Литмир - Электронная Библиотека

— Подойди как-нибудь к дому номер семь, я тебе покажу…

Кондуктор испуганно посмотрел на полицейского и сказал:

— Вы только послушайте, господин инспектор, он еще и угрожает…

— Что ты сказал? — обратился инспектор к Катти Лалу. Потом положил ему руку на плечо и приказал одному из полицейских:

— Отведите в участок и всыпьте ему двойную порцию.

— Нет-нет, господин инспектор, вам я подчиняюсь, — запричитал Катти Лал.

Кондуктор снова посмотрел на меня. Я опять улыбнулся и заговорщически поманил его пальцем. Он наклонился, а я вытянул шею.

— Человек, который смотрит в окно, — шепнул ему я, указывая глазами на доктора Камту Прасада, — приехал другим автобусом.

Тот схватил Камту Прасада за плечо:

— Выходи!

— Но… но, честное слово, я пришел раньше всех, вы можете спросить у него, — сказал доктор, показывая на меня.

А я… я смотрел в окно. Прогнать молодоженов не осмелился даже кондуктор. Он несколько раз проходил мимо них, останавливался, но затем смущенно отходил.

Миновав чету новобрачных, кондуктор стал высаживать из автобуса еще двоих. Они призывали в свидетели самого аллаха, но тщетно. Кондуктор теперь был глух и нем.

— Ну, сколько осталось? — спросил инспектор.

Кондуктор сосчитал пассажиров: двадцать девять. Меня теперь он никак не мог прогнать — между нами установились отношения заговорщиков.

Из тех, кто вошел позже, кроме молодоженов, в автобусе осталась только старуха-синдхи, учительница вечерней школы. Она всегда приходила на остановку последней, ее знали все постоянные пассажиры. Обычно она несла большую сумку, наполненную картофелем, помидорами, луком и другими овощами. Она была вдовой и всегда ходила в белом залатанном сари.
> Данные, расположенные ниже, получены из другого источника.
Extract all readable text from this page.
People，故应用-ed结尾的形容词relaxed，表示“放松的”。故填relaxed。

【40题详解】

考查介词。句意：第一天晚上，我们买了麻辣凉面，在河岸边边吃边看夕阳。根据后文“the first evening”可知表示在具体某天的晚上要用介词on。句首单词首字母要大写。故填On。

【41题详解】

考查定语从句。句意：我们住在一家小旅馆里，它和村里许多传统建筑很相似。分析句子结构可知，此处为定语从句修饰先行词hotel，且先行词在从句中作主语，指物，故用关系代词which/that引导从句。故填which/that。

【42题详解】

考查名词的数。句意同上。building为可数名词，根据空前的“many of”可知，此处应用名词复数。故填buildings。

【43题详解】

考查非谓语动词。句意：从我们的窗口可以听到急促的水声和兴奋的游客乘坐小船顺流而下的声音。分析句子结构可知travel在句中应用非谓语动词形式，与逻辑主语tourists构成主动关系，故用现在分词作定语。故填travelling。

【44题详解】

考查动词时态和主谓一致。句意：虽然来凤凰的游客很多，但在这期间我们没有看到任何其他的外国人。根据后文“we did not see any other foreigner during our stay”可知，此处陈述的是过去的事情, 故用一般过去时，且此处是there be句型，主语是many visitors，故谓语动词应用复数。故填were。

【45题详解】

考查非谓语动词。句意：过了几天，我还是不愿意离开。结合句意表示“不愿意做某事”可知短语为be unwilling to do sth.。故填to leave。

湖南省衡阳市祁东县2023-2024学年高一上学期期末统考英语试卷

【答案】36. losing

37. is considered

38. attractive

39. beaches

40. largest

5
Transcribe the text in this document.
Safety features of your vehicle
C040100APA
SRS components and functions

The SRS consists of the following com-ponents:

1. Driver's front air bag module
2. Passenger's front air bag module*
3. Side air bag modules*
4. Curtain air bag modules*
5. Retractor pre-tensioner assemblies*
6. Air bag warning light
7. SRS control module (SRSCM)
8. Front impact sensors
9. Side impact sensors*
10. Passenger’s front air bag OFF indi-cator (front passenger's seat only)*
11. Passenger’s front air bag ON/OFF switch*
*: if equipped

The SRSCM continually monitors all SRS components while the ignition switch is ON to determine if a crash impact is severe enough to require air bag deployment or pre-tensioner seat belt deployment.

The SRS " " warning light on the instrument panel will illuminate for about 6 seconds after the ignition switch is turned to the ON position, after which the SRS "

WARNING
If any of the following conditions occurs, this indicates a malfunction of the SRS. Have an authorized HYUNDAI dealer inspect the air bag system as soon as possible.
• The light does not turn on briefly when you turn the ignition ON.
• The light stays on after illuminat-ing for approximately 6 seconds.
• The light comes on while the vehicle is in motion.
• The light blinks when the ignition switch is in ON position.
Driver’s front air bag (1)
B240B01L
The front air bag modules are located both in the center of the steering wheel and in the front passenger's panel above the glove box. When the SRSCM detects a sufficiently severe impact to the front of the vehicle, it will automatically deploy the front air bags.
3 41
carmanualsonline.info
— Ты тоже выходи, — нехотя сказал ей кондуктор.

— Но куда же я пойду в такой час? Как доберусь до дома?

— Ничем не можем помочь — таково распоряжение муниципалитета, — вмешался полицейский инспектор.

— Но, сынок, у меня нет денег на такси. Идти-то три мили, а сейчас двенадцать часов!.. Разреши мне, сынок… Я поклонюсь тебе в ноги. — И она припала к ногам полицейского.

Тот сказал, поспешно поднимая ее:

— Ничего не могу поделать. Кондуктор обратился ко мне, и я не могу допустить, чтобы в автобусе ехало больше двадцати восьми пассажиров. Прошу выйти.

— Ради бога!.. — умоляла старуха. — Я работаю в вечерней школе и освобождаюсь только в десять часов, к одиннадцати прихожу сюда. Раньше не успеваю. А вот приеду домой, надо еще приготовить себе еду. Сжальтесь над вдовой!.. — И она заплакала.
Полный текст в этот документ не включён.